To evaluate if metabolic plasticity relates to plasticity of the four phenotypes, we performed correlation analysis between the CVs of metabolites and CVs of phenotypes ERD, FRD, FT and YIE over the 43 accessions (Figure 5b). We found a significant positive correlation between the plasticity of ERD and plasticities of benzoate, dehydroascorbate (dimer), glutamine, and phosphorate levels, and a significant negative correlation with plasticity of glucose levels. Therefore, our findings suggest that stable levels of glucose over different N conditions, in contrast to dehydroascorbate, are associated with the higher plasticity of ERD. Further, plasticity of FRD showed significant negative correlation with plasticity of fumarate and glycerate levels, and positive correlation with plasticities in lactate and fucose levels (Figure 5b). The plasticity of FT showed positive correlation with homoserine levels, while that of YIE positively correlated with plasticity of fructose, glucose, rhamnose and shikimate levels (Figure 5b). The latter indicates that stable sugar contents stabilizes yield in respond to N availability.
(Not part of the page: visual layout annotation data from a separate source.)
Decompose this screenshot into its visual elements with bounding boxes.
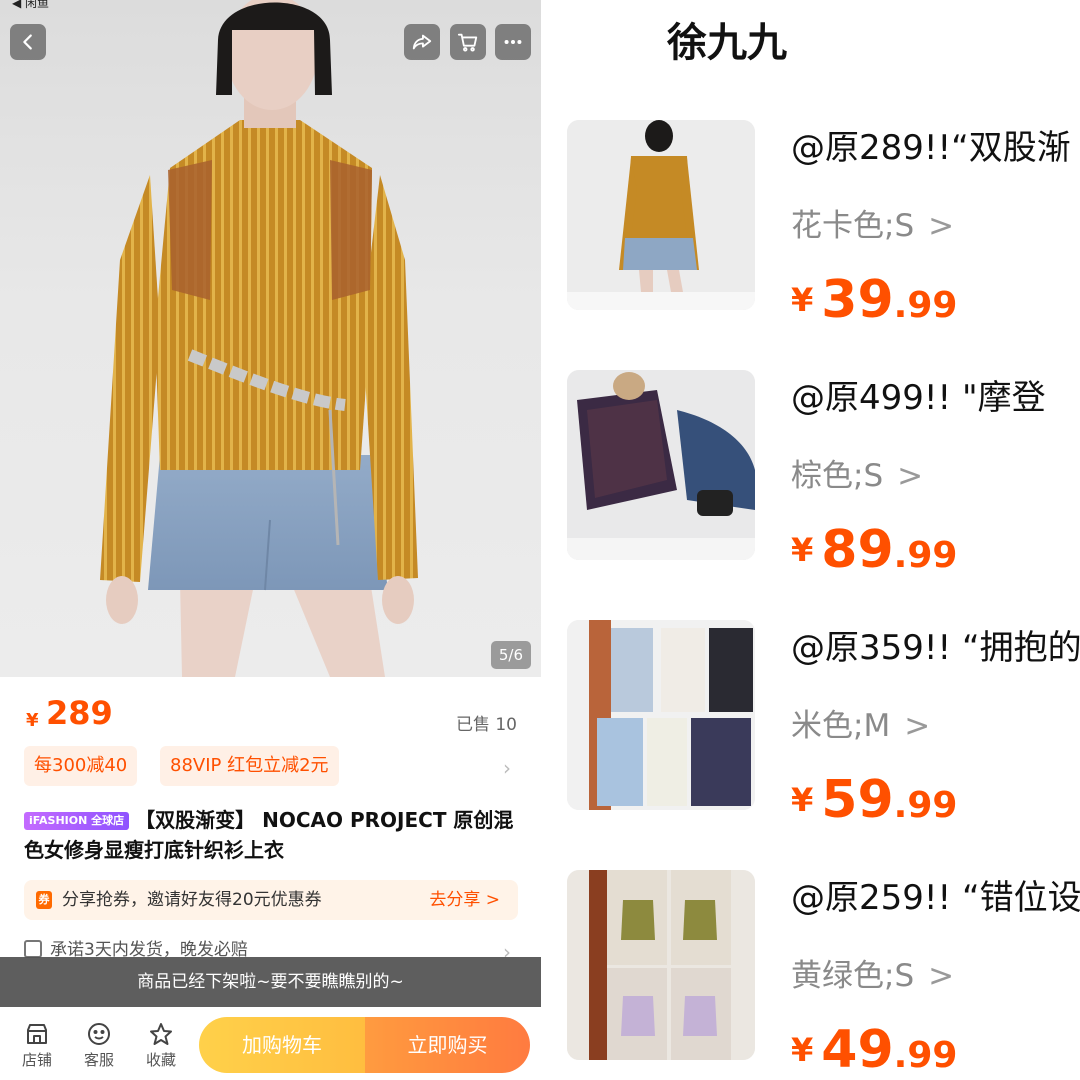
nav-service-label: 客服 (83, 1051, 114, 1069)
share-coupon-text: 分享抢券，邀请好友得20元优惠券 (62, 890, 322, 910)
shipping-icon (24, 940, 42, 958)
item-variant: 米色;M > (791, 700, 930, 745)
price-decimal: .99 (893, 1035, 958, 1076)
price-decimal: .99 (893, 285, 958, 326)
item-title: @原289!!“双股渐 (791, 128, 1071, 168)
price-decimal: .99 (893, 535, 958, 576)
item-image (567, 370, 755, 560)
chevron-right-icon: > (928, 958, 955, 994)
more-button[interactable] (495, 24, 531, 60)
list-item[interactable]: @原289!!“双股渐 花卡色;S > ¥39.99 (541, 120, 1080, 360)
product-title-block: iFASHION 全球店 【双股渐变】 NOCAO PROJECT 原创混色女修身… (24, 805, 524, 865)
list-item[interactable]: @原499!! "摩登 棕色;S > ¥89.99 (541, 370, 1080, 610)
more-icon (504, 39, 522, 45)
image-page-indicator: 5/6 (490, 641, 531, 669)
price-integer: 59 (821, 770, 894, 830)
price-currency-symbol: ¥ (791, 781, 814, 819)
item-image (567, 870, 755, 1060)
bottom-action-bar: 店铺 客服 收藏 加购物车 立即购买 (0, 1007, 541, 1080)
nav-favorite-label: 收藏 (145, 1051, 176, 1069)
coupon-icon: 券 (36, 891, 52, 909)
cart-button[interactable] (450, 24, 486, 60)
product-detail-panel: ◀ 闲鱼 5/6 ¥ 289 已售 10 每300减40 88VIP 红包立减2… (0, 0, 541, 1080)
back-icon (23, 34, 32, 50)
star-icon (150, 1023, 172, 1045)
item-price: ¥89.99 (791, 520, 957, 580)
item-image (567, 120, 755, 310)
go-share-link[interactable]: 去分享 > (429, 880, 500, 920)
service-icon (88, 1023, 110, 1045)
item-thumbnail (567, 620, 755, 810)
price-currency-symbol: ¥ (26, 710, 39, 731)
share-coupon-bar[interactable]: 券 分享抢券，邀请好友得20元优惠券 去分享 > (24, 880, 518, 920)
item-price: ¥59.99 (791, 770, 957, 830)
coupon-tag-88vip[interactable]: 88VIP 红包立减2元 (160, 746, 339, 786)
nav-store[interactable]: 店铺 (12, 1021, 62, 1070)
sold-count: 已售 10 (455, 715, 517, 735)
ifashion-badge: iFASHION 全球店 (24, 812, 130, 830)
share-icon (412, 34, 432, 50)
nav-store-label: 店铺 (21, 1051, 52, 1069)
list-item[interactable]: @原359!! “拥抱的 米色;M > ¥59.99 (541, 620, 1080, 860)
item-variant: 花卡色;S > (791, 200, 954, 245)
nav-favorite[interactable]: 收藏 (136, 1021, 186, 1070)
chevron-right-icon[interactable]: › (503, 756, 511, 780)
shop-name: 徐九九 (667, 20, 787, 66)
store-icon (27, 1024, 47, 1044)
product-image-carousel[interactable]: ◀ 闲鱼 5/6 (0, 0, 541, 677)
price-integer: 49 (821, 1020, 894, 1080)
item-variant-text: 棕色;S (791, 458, 884, 494)
price-decimal: .99 (893, 785, 958, 826)
item-title: @原259!! “错位设 (791, 878, 1080, 918)
price-currency-symbol: ¥ (791, 531, 814, 569)
chevron-right-icon: > (897, 458, 924, 494)
price-row: ¥ 289 已售 10 (0, 690, 541, 740)
item-variant-text: 黄绿色;S (791, 958, 915, 994)
item-thumbnail (567, 120, 755, 310)
shop-listing-panel: 徐九九 @原289!!“双股渐 花卡色;S > ¥39.99 @原499!! "… (541, 0, 1080, 1080)
item-thumbnail (567, 870, 755, 1060)
product-price: 289 (46, 694, 113, 732)
item-variant-text: 米色;M (791, 708, 891, 744)
buy-now-button[interactable]: 立即购买 (365, 1017, 530, 1073)
item-variant-text: 花卡色;S (791, 208, 915, 244)
product-photo (100, 0, 418, 677)
screen: ◀ 闲鱼 5/6 ¥ 289 已售 10 每300减40 88VIP 红包立减2… (0, 0, 1080, 1080)
coupon-tag-full-reduction[interactable]: 每300减40 (24, 746, 138, 786)
price-integer: 39 (821, 270, 894, 330)
price-integer: 89 (821, 520, 894, 580)
cart-icon (457, 33, 478, 52)
delisted-toast: 商品已经下架啦~要不要瞧瞧别的~ (0, 957, 541, 1007)
chevron-right-icon: > (904, 708, 931, 744)
item-price: ¥39.99 (791, 270, 957, 330)
item-image (567, 620, 755, 810)
item-price: ¥49.99 (791, 1020, 957, 1080)
price-currency-symbol: ¥ (791, 281, 814, 319)
list-item[interactable]: @原259!! “错位设 黄绿色;S > ¥49.99 (541, 870, 1080, 1080)
nav-customer-service[interactable]: 客服 (74, 1021, 124, 1070)
item-variant: 黄绿色;S > (791, 950, 954, 995)
item-title: @原499!! "摩登 (791, 378, 1046, 418)
price-currency-symbol: ¥ (791, 1031, 814, 1069)
chevron-right-icon: > (928, 208, 955, 244)
back-to-app-label[interactable]: ◀ 闲鱼 (12, 0, 49, 11)
share-button[interactable] (404, 24, 440, 60)
item-variant: 棕色;S > (791, 450, 923, 495)
add-to-cart-button[interactable]: 加购物车 (199, 1017, 365, 1073)
back-button[interactable] (10, 24, 46, 60)
item-thumbnail (567, 370, 755, 560)
item-title: @原359!! “拥抱的 (791, 628, 1080, 668)
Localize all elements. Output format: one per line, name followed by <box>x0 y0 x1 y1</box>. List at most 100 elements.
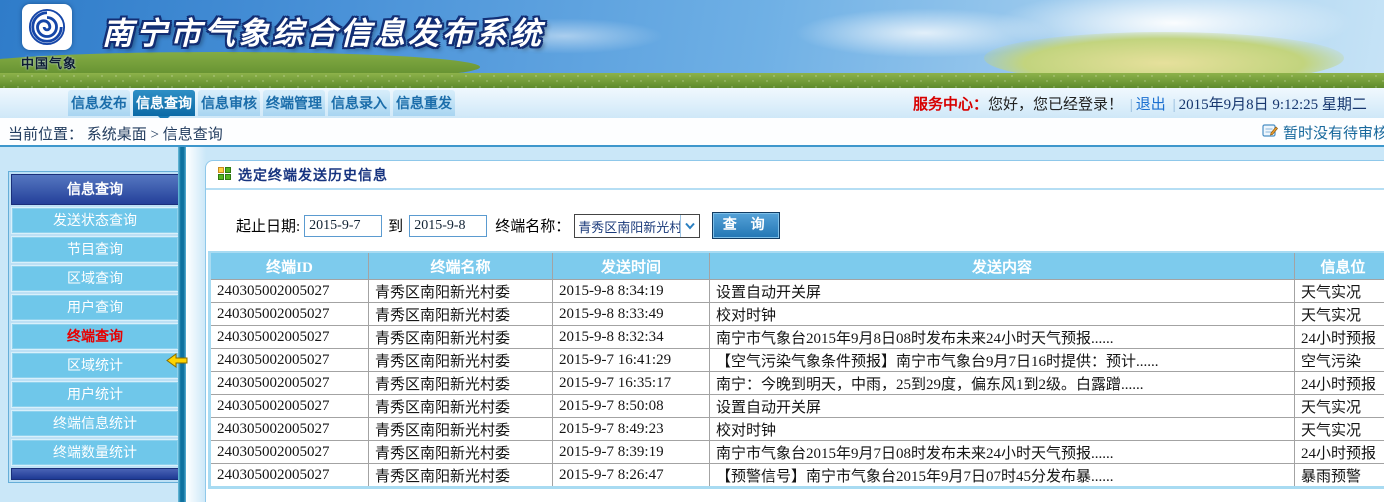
table-row: 240305002005027 青秀区南阳新光村委 2015-9-7 8:39:… <box>210 441 1384 464</box>
breadcrumb-home-link[interactable]: 系统桌面 <box>87 127 147 143</box>
cell-terminal-name: 青秀区南阳新光村委 <box>369 395 553 418</box>
date-from-input[interactable] <box>304 215 382 237</box>
cell-send-content: 南宁：今晚到明天，中雨，25到29度，偏东风1到2级。白露蹭...... <box>710 372 1295 395</box>
sidebar-item-user-query[interactable]: 用户查询 <box>11 294 179 321</box>
cell-terminal-id: 240305002005027 <box>210 372 369 395</box>
cell-send-content: 【空气污染气象条件预报】南宁市气象台9月7日16时提供：预计...... <box>710 349 1295 372</box>
cell-terminal-id: 240305002005027 <box>210 349 369 372</box>
sidebar-item-user-stats[interactable]: 用户统计 <box>11 381 179 408</box>
panel-header: 选定终端发送历史信息 <box>206 161 1384 190</box>
service-center-label: 服务中心： <box>913 97 988 113</box>
breadcrumb-separator: > <box>151 127 159 143</box>
sidebar-item-area-query[interactable]: 区域查询 <box>11 265 179 292</box>
sidebar-item-area-stats[interactable]: 区域统计 <box>11 352 179 379</box>
breadcrumb-bar: 当前位置： 系统桌面 > 信息查询 暂时没有待审核信息 <box>0 118 1384 147</box>
cell-send-time: 2015-9-7 8:39:19 <box>553 441 710 464</box>
cell-info-type: 天气实况 <box>1295 395 1384 418</box>
table-header-cell: 信息位 <box>1295 252 1384 280</box>
sidebar-title: 信息查询 <box>11 174 179 205</box>
breadcrumb-label: 当前位置： <box>8 127 83 143</box>
terminal-select-value: 青秀区南阳新光村委 <box>575 215 680 237</box>
sidebar-item-terminal-count-stats[interactable]: 终端数量统计 <box>11 439 179 466</box>
banner: 中国气象 南宁市气象综合信息发布系统 <box>0 0 1384 88</box>
logo-caption: 中国气象 <box>12 53 86 72</box>
cell-terminal-name: 青秀区南阳新光村委 <box>369 464 553 488</box>
cell-send-content: 设置自动开关屏 <box>710 280 1295 303</box>
separator: | <box>1173 97 1176 113</box>
sidebar-item-send-status-query[interactable]: 发送状态查询 <box>11 207 179 234</box>
chevron-down-icon[interactable] <box>680 215 699 237</box>
cell-terminal-id: 240305002005027 <box>210 395 369 418</box>
cell-terminal-id: 240305002005027 <box>210 326 369 349</box>
sidebar-item-terminal-info-stats[interactable]: 终端信息统计 <box>11 410 179 437</box>
tab-info-query[interactable]: 信息查询 <box>133 90 195 116</box>
sidebar-item-terminal-query[interactable]: 终端查询 <box>11 323 179 350</box>
table-header-cell: 发送内容 <box>710 252 1295 280</box>
date-range-label: 起止日期: <box>236 215 300 236</box>
grass-decoration <box>0 73 1384 88</box>
sidebar-item-program-query[interactable]: 节目查询 <box>11 236 179 263</box>
tab-info-review[interactable]: 信息审核 <box>198 90 260 116</box>
cell-info-type: 暴雨预警 <box>1295 464 1384 488</box>
table-body: 240305002005027 青秀区南阳新光村委 2015-9-8 8:34:… <box>210 280 1384 488</box>
table-header-cell: 终端ID <box>210 252 369 280</box>
cell-terminal-name: 青秀区南阳新光村委 <box>369 280 553 303</box>
cell-terminal-name: 青秀区南阳新光村委 <box>369 418 553 441</box>
sidebar: 信息查询 发送状态查询 节目查询 区域查询 用户查询 终端查询 区域统计 用户统… <box>8 171 182 483</box>
table-row: 240305002005027 青秀区南阳新光村委 2015-9-8 8:33:… <box>210 303 1384 326</box>
datetime-display: 2015年9月8日 9:12:25 星期二 <box>1179 97 1367 113</box>
content-area: 信息查询 发送状态查询 节目查询 区域查询 用户查询 终端查询 区域统计 用户统… <box>0 147 1384 502</box>
cell-terminal-name: 青秀区南阳新光村委 <box>369 372 553 395</box>
table-row: 240305002005027 青秀区南阳新光村委 2015-9-7 8:50:… <box>210 395 1384 418</box>
cell-info-type: 24小时预报 <box>1295 372 1384 395</box>
review-notice-text: 暂时没有待审核信息 <box>1283 122 1384 143</box>
cell-terminal-name: 青秀区南阳新光村委 <box>369 349 553 372</box>
terminal-select[interactable]: 青秀区南阳新光村委 <box>574 214 700 238</box>
query-form: 起止日期: 到 终端名称： 青秀区南阳新光村委 查 询 <box>236 212 1384 239</box>
nav-bar: 信息发布 信息查询 信息审核 终端管理 信息录入 信息重发 服务中心：您好，您已… <box>0 88 1384 118</box>
cell-send-content: 南宁市气象台2015年9月8日08时发布未来24小时天气预报...... <box>710 326 1295 349</box>
cell-send-time: 2015-9-8 8:32:34 <box>553 326 710 349</box>
history-table: 终端ID终端名称发送时间发送内容信息位 240305002005027 青秀区南… <box>208 251 1384 489</box>
date-to-input[interactable] <box>409 215 487 237</box>
table-row: 240305002005027 青秀区南阳新光村委 2015-9-8 8:32:… <box>210 326 1384 349</box>
cell-send-time: 2015-9-7 8:26:47 <box>553 464 710 488</box>
logout-link[interactable]: 退出 <box>1136 97 1166 113</box>
service-center-bar: 服务中心：您好，您已经登录！ |退出 |2015年9月8日 9:12:25 星期… <box>913 93 1367 114</box>
cell-send-content: 校对时钟 <box>710 303 1295 326</box>
cell-terminal-id: 240305002005027 <box>210 464 369 488</box>
breadcrumb-current: 信息查询 <box>163 127 223 143</box>
terminal-name-label: 终端名称： <box>495 215 570 236</box>
tab-info-publish[interactable]: 信息发布 <box>68 90 130 116</box>
cell-send-content: 【预警信号】南宁市气象台2015年9月7日07时45分发布暴...... <box>710 464 1295 488</box>
tab-terminal-manage[interactable]: 终端管理 <box>263 90 325 116</box>
login-greeting: 您好，您已经登录！ <box>988 97 1123 113</box>
tab-info-resend[interactable]: 信息重发 <box>393 90 455 116</box>
cell-send-content: 南宁市气象台2015年9月7日08时发布未来24小时天气预报...... <box>710 441 1295 464</box>
table-row: 240305002005027 青秀区南阳新光村委 2015-9-7 8:49:… <box>210 418 1384 441</box>
cell-terminal-name: 青秀区南阳新光村委 <box>369 326 553 349</box>
collapse-sidebar-arrow-icon[interactable] <box>166 353 188 371</box>
cell-terminal-id: 240305002005027 <box>210 418 369 441</box>
cell-info-type: 天气实况 <box>1295 280 1384 303</box>
page-title: 南宁市气象综合信息发布系统 <box>102 8 544 53</box>
search-button[interactable]: 查 询 <box>712 212 780 239</box>
review-notice[interactable]: 暂时没有待审核信息 <box>1262 122 1384 143</box>
tab-info-entry[interactable]: 信息录入 <box>328 90 390 116</box>
cell-terminal-name: 青秀区南阳新光村委 <box>369 303 553 326</box>
cell-send-time: 2015-9-7 8:49:23 <box>553 418 710 441</box>
table-row: 240305002005027 青秀区南阳新光村委 2015-9-7 8:26:… <box>210 464 1384 488</box>
table-header-cell: 发送时间 <box>553 252 710 280</box>
cell-send-time: 2015-9-8 8:34:19 <box>553 280 710 303</box>
nav-tabs: 信息发布 信息查询 信息审核 终端管理 信息录入 信息重发 <box>68 90 455 116</box>
table-header-cell: 终端名称 <box>369 252 553 280</box>
cell-send-time: 2015-9-7 16:35:17 <box>553 372 710 395</box>
cell-send-time: 2015-9-7 8:50:08 <box>553 395 710 418</box>
splitter-shadow <box>186 147 206 502</box>
cell-info-type: 天气实况 <box>1295 418 1384 441</box>
breadcrumb: 当前位置： 系统桌面 > 信息查询 <box>8 123 223 144</box>
cell-info-type: 空气污染 <box>1295 349 1384 372</box>
main-panel: 选定终端发送历史信息 起止日期: 到 终端名称： 青秀区南阳新光村委 查 询 <box>205 160 1384 502</box>
sidebar-splitter[interactable] <box>178 147 186 502</box>
cell-send-time: 2015-9-8 8:33:49 <box>553 303 710 326</box>
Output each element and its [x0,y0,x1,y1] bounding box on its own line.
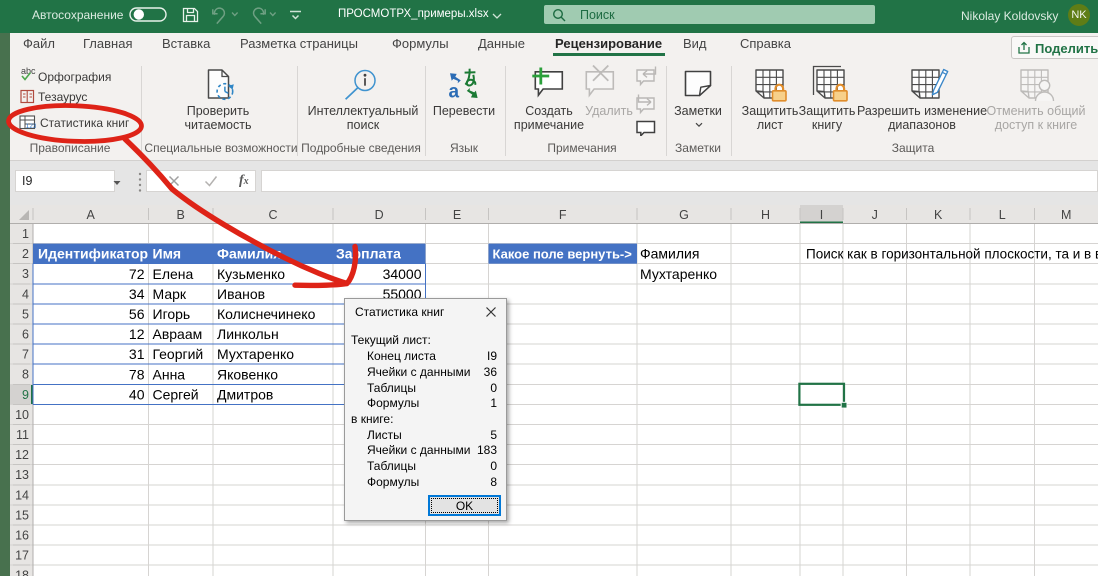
svg-text:Зарплата: Зарплата [336,246,401,262]
svg-text:Елена: Елена [153,266,194,282]
svg-text:1: 1 [22,227,29,241]
svg-text:Марк: Марк [153,286,187,302]
svg-text:9: 9 [22,388,29,402]
svg-text:M: M [1061,208,1071,222]
svg-text:Анна: Анна [153,366,186,382]
svg-text:Яковенко: Яковенко [217,366,278,382]
svg-text:13: 13 [15,468,29,482]
svg-text:Иванов: Иванов [217,286,265,302]
svg-text:Мухтаренко: Мухтаренко [217,346,294,362]
svg-text:Колиснечинеко: Колиснечинеко [217,306,316,322]
svg-text:31: 31 [129,346,145,362]
svg-text:12: 12 [129,326,145,342]
svg-text:78: 78 [129,366,145,382]
svg-text:16: 16 [15,529,29,543]
svg-text:34000: 34000 [383,266,422,282]
svg-text:B: B [177,208,185,222]
svg-text:G: G [679,208,689,222]
svg-text:10: 10 [15,408,29,422]
svg-text:4: 4 [22,287,29,301]
svg-text:D: D [375,208,384,222]
svg-text:12: 12 [15,448,29,462]
svg-text:Идентификатор: Идентификатор [38,246,148,262]
svg-text:Имя: Имя [153,246,182,262]
svg-text:H: H [761,208,770,222]
svg-text:Фамилия: Фамилия [217,246,281,262]
svg-text:Георгий: Георгий [153,346,204,362]
svg-text:E: E [453,208,461,222]
svg-text:14: 14 [15,488,29,502]
svg-text:Какое поле вернуть->: Какое поле вернуть-> [493,247,633,262]
svg-text:18: 18 [15,569,29,576]
svg-text:Дмитров: Дмитров [217,386,273,402]
svg-text:Авраам: Авраам [153,326,203,342]
svg-text:3: 3 [22,267,29,281]
svg-text:L: L [999,208,1006,222]
svg-text:Игорь: Игорь [153,306,191,322]
svg-text:a: a [449,82,460,100]
svg-text:5: 5 [22,307,29,321]
svg-text:Поиск как в горизонтальной пло: Поиск как в горизонтальной плоскости, та… [806,246,1098,261]
svg-text:2: 2 [22,247,29,261]
svg-text:123: 123 [26,123,36,130]
svg-text:K: K [934,208,943,222]
svg-text:17: 17 [15,549,29,563]
svg-text:8: 8 [22,368,29,382]
svg-text:Фамилия: Фамилия [640,246,699,262]
svg-text:I: I [820,208,823,222]
svg-text:7: 7 [22,348,29,362]
svg-text:A: A [87,208,96,222]
svg-text:Сергей: Сергей [153,386,199,402]
svg-text:Мухтаренко: Мухтаренко [640,266,717,282]
svg-text:Линкольн: Линкольн [217,326,279,342]
svg-text:J: J [872,208,878,222]
svg-text:F: F [559,208,567,222]
svg-text:72: 72 [129,266,145,282]
svg-text:Кузьменко: Кузьменко [217,266,285,282]
svg-text:56: 56 [129,306,145,322]
svg-text:C: C [268,208,277,222]
svg-text:11: 11 [16,428,29,442]
svg-text:34: 34 [129,286,145,302]
svg-text:40: 40 [129,386,145,402]
svg-text:15: 15 [15,508,29,522]
svg-text:6: 6 [22,328,29,342]
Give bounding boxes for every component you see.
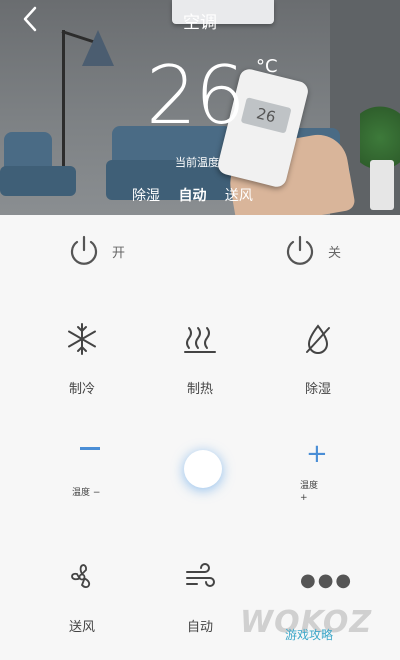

Next, we asked if the significant correlation between the plasticity of a complex phenotype and the plasticity of metabolite levels was observed between the mean metabolite levels and the mean levels of ERD, FRD, FT and YIE in each N condition separately. Only two metabolites, benzoate and lactate, showed significant correlation both between the mean and plasticity values of the same trait; benzoate to ERD and lactate to FRD respectively (Figure 5, Figure S4). This analysis supports the hypothesis that the plasticities and the mean values of the studied phenotypes are independently regulated.